Proper formation of your LLC or corporation is mandatory to have legal standing in California. LLCs that lack operating agreements and corporations without approved bylaws may not be protected in California. Without legal standing your home and personal assets could be exposed to business lawsuits, liens and creditors. (See our article: “Does your LLC or Corporation have Legal Standing?” for details).
Not only are operating agreements or bylaws necessary to establish legal standing under California law, they are also important (along with shareholder agreements) because they provide the framework for the operation and management of the company and legally bind owners and managers to its rules and procedures.

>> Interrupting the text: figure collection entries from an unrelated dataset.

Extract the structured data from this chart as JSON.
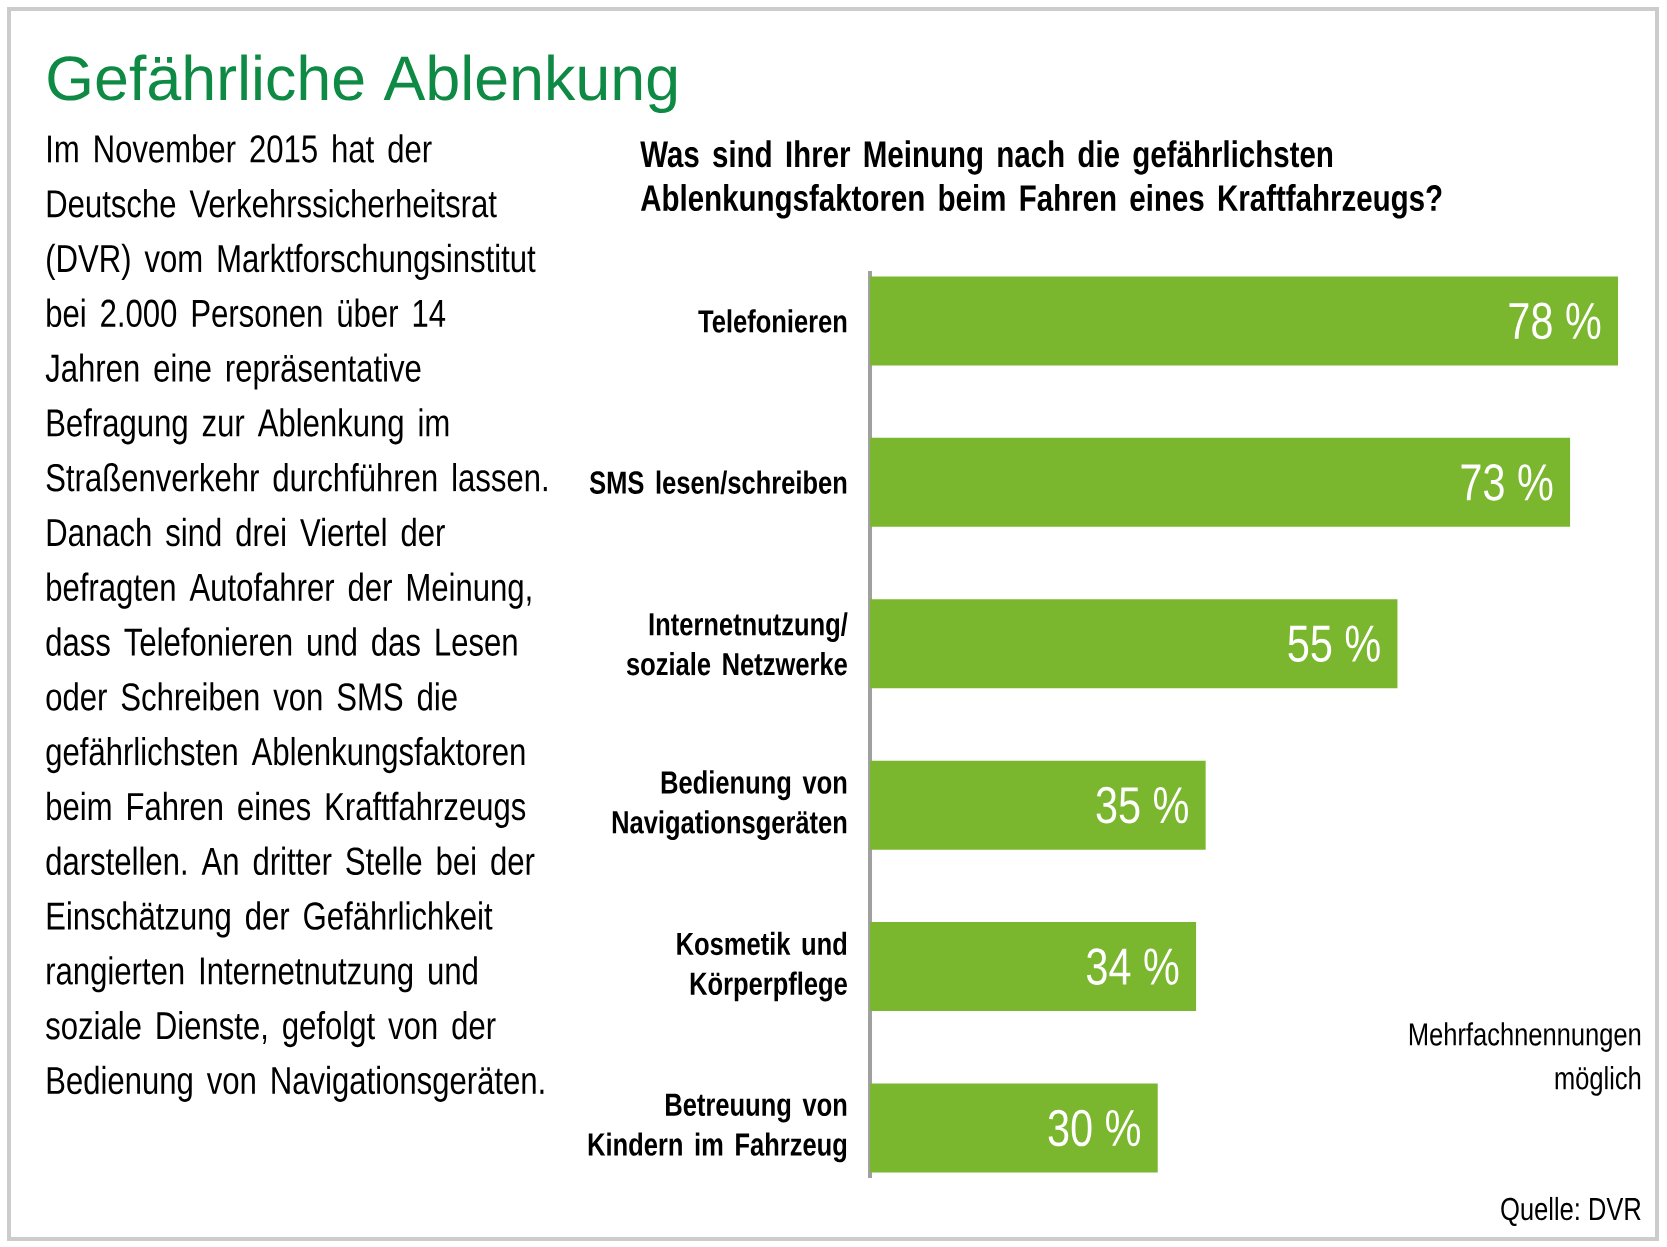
{
  "chart_data": {
    "type": "bar",
    "orientation": "horizontal",
    "title": "Gefährliche Ablenkung",
    "subtitle": "Was sind Ihrer Meinung nach die gefährlichsten Ablenkungsfaktoren beim Fahren eines Kraftfahrzeugs?",
    "categories": [
      "Telefonieren",
      "SMS lesen/schreiben",
      "Internetnutzung/soziale Netzwerke",
      "Bedienung von Navigationsgeräten",
      "Kosmetik und Körperpflege",
      "Betreuung von Kindern im Fahrzeug"
    ],
    "values": [
      78,
      73,
      55,
      35,
      34,
      30
    ],
    "value_labels": [
      "78 %",
      "73 %",
      "55 %",
      "35 %",
      "34 %",
      "30 %"
    ],
    "color": "#7ab72e",
    "annotations": [
      "Im November 2015 hat der Deutsche Verkehrssicherheitsrat (DVR) vom Marktforschungsinstitut bei 2.000 Personen über 14 Jahren eine repräsentative Befragung zur Ablenkung im Straßenverkehr durchführen lassen. Danach sind drei Viertel der befragten Autofahrer der Meinung, dass Telefonieren und das Lesen oder Schreiben von SMS die gefährlichsten Ablenkungsfaktoren beim Fahren eines Kraftfahrzeugs darstellen. An dritter Stelle bei der Einschätzung der Gefährlichkeit rangierten Internetnutzung und soziale Dienste, gefolgt von der Bedienung von Navigationsgeräten.",
      "Mehrfachnennungen möglich",
      "Quelle: DVR"
    ]
  }
}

The documents help to minimize financial and management misunderstandings and provide methods to resolve disputes without costly litigation. When a legal dispute does occur, the courts try to determine whether the principals have any personal liability based on the procedures called for in the documents. (See our article: “Operating Agreements and Bylaws—Why they’re Necessary” for details).
Even LLCs and corporations that were properly formed can lose their legal standing or asset protection qualities if on-going compliance isn’t maintained or if owners or managers commit alter ego blunders. LLCs and corporations must be respected as legally separate from its owners and managers, annual filings must be made, certain decisions recorded in its minutes along with other required formalities.
In addition to federal law, LLCs and corporations are regulated by the state laws where they were formed AND the state laws where they do business. If business is conducted in a state other than the one of formation then the laws of both states must be followed.